Every palindrome has a center: either a single character (odd length) or the gap between two characters (even length). Sweep every center and expand outward while the two ends match; each successful expansion contributes one more palindrome.

Inputs = "aaa"

Output6

"a", "a", "a", "aa", "aa", "aaa".

def count_substrings(s):
    n = len(s)
    count = 0
    for i in range(n):
        count += expand(s, i, i)
        count += expand(s, i, i + 1)
    return count

def expand(s, l, r):
    c = 0
    while l >= 0 and r < len(s) and s[l] == s[r]:
        c += 1
        l -= 1
        r += 1
    return c

function countSubstrings(s) {
  let count = 0;
  const expand = (l, r) => {
    while (l >= 0 && r < s.length && s[l] === s[r]) { count++; l--; r++; }
  };
  for (let i = 0; i < s.length; i++) {
    expand(i, i);
    expand(i, i + 1);
  }
  return count;
}

class Solution {
    int count = 0;
    public int countSubstrings(String s) {
        for (int i = 0; i < s.length(); i++) {
            expand(s, i, i);
            expand(s, i, i + 1);
        }
        return count;
    }
    void expand(String s, int l, int r) {
        while (l >= 0 && r < s.length() && s.charAt(l) == s.charAt(r)) {
            count++; l--; r++;
        }
    }
}

int countSubstrings(string s) {
    int count = 0;
    auto expand = [&](int l, int r) {
        while (l >= 0 && r < (int)s.size() && s[l] == s[r]) { count++; l--; r++; }
    };
    for (int i = 0; i < (int)s.size(); i++) {
        expand(i, i);
        expand(i, i + 1);
    }
    return count;
}

Explanation

Every palindrome has a center it is symmetric around. The clever trick here is to stand at each possible center and expand outward, counting palindromes as we go, instead of checking every substring from scratch.

There are two kinds of center. An odd-length palindrome is centered on a single character, so we start with l = r = i. An even-length one sits in the gap between two characters, so we start with l = i and r = i + 1.

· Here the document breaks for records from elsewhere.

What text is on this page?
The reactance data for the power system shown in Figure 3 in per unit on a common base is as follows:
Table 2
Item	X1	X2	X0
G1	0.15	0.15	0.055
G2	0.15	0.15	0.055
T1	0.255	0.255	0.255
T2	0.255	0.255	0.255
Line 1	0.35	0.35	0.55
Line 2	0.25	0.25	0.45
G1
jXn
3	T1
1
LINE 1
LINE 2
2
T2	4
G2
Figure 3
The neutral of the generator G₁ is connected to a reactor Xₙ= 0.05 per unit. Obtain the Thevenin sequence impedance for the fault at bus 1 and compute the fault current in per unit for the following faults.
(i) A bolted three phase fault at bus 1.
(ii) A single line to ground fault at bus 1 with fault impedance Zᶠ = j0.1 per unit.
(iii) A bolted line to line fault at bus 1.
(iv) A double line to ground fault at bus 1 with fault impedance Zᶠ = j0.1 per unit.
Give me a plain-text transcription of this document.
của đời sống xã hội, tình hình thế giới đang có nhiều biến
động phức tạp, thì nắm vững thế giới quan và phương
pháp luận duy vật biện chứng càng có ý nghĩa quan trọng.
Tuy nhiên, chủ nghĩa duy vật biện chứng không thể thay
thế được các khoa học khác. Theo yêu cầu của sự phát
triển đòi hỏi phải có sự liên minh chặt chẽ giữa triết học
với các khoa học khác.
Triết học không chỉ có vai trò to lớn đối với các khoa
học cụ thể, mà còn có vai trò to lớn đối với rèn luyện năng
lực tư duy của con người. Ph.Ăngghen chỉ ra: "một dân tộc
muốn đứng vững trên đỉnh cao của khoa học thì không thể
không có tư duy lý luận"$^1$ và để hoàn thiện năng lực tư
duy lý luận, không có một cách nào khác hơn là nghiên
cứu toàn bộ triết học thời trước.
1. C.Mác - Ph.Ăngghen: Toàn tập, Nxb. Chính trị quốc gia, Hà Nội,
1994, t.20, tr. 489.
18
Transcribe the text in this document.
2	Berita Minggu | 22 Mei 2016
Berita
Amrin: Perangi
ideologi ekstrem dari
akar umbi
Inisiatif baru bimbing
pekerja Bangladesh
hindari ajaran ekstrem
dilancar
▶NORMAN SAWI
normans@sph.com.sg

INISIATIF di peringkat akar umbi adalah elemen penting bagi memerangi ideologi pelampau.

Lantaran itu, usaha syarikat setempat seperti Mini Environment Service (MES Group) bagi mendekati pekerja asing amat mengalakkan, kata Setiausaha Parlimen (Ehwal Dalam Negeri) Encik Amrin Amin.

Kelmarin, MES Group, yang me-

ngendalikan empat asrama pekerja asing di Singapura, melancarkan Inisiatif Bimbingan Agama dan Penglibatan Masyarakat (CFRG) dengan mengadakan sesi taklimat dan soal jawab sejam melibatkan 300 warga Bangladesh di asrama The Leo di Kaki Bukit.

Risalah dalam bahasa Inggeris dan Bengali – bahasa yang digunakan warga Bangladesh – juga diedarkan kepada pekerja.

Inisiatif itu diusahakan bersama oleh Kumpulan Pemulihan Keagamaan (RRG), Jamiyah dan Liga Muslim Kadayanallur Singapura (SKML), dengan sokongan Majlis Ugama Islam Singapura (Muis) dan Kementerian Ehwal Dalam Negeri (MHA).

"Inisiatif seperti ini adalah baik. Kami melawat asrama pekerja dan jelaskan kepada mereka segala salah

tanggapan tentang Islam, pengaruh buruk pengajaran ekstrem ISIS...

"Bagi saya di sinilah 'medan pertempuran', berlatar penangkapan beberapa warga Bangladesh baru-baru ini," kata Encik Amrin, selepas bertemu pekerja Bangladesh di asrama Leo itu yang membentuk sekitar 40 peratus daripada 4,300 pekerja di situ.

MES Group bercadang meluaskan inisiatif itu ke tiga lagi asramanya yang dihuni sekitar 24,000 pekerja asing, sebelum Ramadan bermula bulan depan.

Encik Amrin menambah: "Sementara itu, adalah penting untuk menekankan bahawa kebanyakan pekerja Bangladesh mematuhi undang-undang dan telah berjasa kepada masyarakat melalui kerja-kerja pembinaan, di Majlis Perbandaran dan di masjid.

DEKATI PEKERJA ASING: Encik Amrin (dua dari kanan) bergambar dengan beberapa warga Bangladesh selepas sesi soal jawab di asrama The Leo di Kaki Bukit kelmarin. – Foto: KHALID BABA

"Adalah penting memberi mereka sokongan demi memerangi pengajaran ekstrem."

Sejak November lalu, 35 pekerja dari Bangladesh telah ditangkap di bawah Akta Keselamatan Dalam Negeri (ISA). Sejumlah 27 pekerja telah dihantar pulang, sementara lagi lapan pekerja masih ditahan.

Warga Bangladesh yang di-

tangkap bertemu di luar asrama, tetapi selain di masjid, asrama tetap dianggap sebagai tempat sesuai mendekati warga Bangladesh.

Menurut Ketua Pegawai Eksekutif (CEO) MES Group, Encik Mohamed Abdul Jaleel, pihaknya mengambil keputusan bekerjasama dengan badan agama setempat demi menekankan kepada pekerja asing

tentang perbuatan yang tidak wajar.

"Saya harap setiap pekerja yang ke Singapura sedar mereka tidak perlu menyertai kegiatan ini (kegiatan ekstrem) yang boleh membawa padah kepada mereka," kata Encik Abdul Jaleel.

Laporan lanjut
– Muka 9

The expand helper grows the window while the ends stay in bounds and match (s[l] == s[r]). Each time they match, that whole window is a palindrome, so we add one to count, then step l left and r right to check the next bigger window.

Example: s = "aaa". The odd center at index 0 gives "a"; at index 1 it gives "a" then expands to "aaa"; the even centers catch the two "aa" pairs. Adding everything up gives 6.

Since each of the roughly 2n centers can expand at most n times, the work is quadratic but uses only a couple of counters for memory.

Time: O(n²) Space: O(1)